Voronoi Image Manipulator
Voronoi Image Manipulator
Authors:
Gokce Dilek, Shirley Yang
What is the problem?
We wanted to explore computer image processing and image manipulation in functional languages. We’re interested in whether it’s plausible to complete things on a much larger scale in the potential context of image processing. We took inspiration from a CPSC 221 project and are planning to generate voronoi patterns and flood fill our image with that pattern. Given an input image, and the number of voronoi partitions to create, we will implement a flood fill algorithm starting from a randomly generated set of center coordinates in the image to create the specified number of partitions in the image, resulting in interesting artistic results where every pixel in a given voronoi partition have the same color.
What is the something extra?
We are looking to implement specific, customized data structures for the context of our problem, including structures to represent center coordinates of the flood fill, regular coordinates that are not centers, and a container for the flood fill algorithm (which will be a queue). We’re also looking to implement certain algorithms and patterns (round-robin, BFS) for our project. For this specific image / pixel manipulation task, we will make use of the JuicyPixels package: JuicyPixels
What did we learn from doing this?
Firstly, we learned how to set up a Haskell project with dependencies, using Haskell’s package manager Stack, which runs an isolated instance of GHC for the project that doesn’t interfere with other GHC installations. We primarily learned how to convert an imperative algorithm we have implemented into a functional one, where we tried to define each function to be as small and as simple as possible.
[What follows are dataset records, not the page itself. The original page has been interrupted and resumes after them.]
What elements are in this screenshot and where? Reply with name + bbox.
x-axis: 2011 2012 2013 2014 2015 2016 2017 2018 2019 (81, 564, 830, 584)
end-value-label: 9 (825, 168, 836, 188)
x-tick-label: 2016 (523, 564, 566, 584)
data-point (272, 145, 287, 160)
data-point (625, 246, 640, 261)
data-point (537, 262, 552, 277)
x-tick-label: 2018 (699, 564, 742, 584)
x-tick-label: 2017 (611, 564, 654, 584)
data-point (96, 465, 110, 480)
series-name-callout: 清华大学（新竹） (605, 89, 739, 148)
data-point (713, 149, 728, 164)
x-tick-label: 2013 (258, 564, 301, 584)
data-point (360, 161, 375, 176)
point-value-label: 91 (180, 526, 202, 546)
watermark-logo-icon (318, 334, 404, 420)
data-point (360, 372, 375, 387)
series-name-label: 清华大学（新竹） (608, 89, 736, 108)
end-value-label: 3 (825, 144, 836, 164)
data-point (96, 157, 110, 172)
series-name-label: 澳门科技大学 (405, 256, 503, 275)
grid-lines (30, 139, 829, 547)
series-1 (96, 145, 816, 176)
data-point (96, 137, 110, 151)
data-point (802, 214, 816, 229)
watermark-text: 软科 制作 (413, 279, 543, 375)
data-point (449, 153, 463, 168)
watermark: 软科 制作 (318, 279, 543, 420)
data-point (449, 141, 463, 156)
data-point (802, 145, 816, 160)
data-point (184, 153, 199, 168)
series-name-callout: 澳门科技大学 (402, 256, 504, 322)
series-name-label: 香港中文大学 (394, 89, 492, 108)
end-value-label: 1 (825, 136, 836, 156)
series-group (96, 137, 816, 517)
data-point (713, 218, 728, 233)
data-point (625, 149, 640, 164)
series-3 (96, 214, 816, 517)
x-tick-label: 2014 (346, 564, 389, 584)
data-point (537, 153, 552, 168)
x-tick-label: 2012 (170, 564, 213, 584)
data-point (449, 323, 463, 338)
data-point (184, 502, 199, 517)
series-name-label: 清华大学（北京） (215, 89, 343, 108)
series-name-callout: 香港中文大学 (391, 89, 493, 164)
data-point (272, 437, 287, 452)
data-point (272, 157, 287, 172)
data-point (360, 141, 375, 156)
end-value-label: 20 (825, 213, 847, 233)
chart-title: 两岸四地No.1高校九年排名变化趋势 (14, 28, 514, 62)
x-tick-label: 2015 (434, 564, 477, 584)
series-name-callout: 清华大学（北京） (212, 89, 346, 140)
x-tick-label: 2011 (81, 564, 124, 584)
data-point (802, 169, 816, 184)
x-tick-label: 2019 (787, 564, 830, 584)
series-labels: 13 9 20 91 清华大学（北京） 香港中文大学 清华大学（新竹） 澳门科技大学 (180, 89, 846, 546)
We also found that Haskell has a very rich library collection at Hackage, and the libraries were in general straight-forward to get started with, whether it is to find a data structure suitable for a task, or to do image/pixel manipulation.
One of the interesting obstacles we encountered was the runtime of our program. We expected the runtime of our algorithm to increase linearly with the number of pixels (a data type we created ourselves) in the input image, but we realised this wasn’t the case. Eventually, we figured that this was because we were storing the processed pixels in a simple list, which meant that our lookup per pixel was not O(1):
isProcessed _ [] = False
isProcessed (x,y) ((Point xp yp (cx, cy)):t) | (x == xp && y == yp) = True | otherwise = isProcessed (x,y) t
After finding this bottleneck, we switched over to exploring efficient data structures of Haskell – maps:
isProcessed (x,y) p | (Map.member (x,y) p) = True | otherwise = False
This improved the runtime considerably.
Overall, despite the functions, Monads, and types being difficult to handle at first, the code was generally clean and simple. Dealing with images and pixels was surprisingly easy, but smaller functionalities like figuring the validity of a neighbour required 3 different functions to verify the validity of a neighbour and add it to the queue. The aspect of functional programming of recursive structures and the non-existence of conventional loops made it necessary to split up the validation, verification, and addition to our data structures. However, when those were created, the program was very intuitive and straight-forward, which ultimately gave us a greater appreciation of the beauty of Haskell and functional programming in general!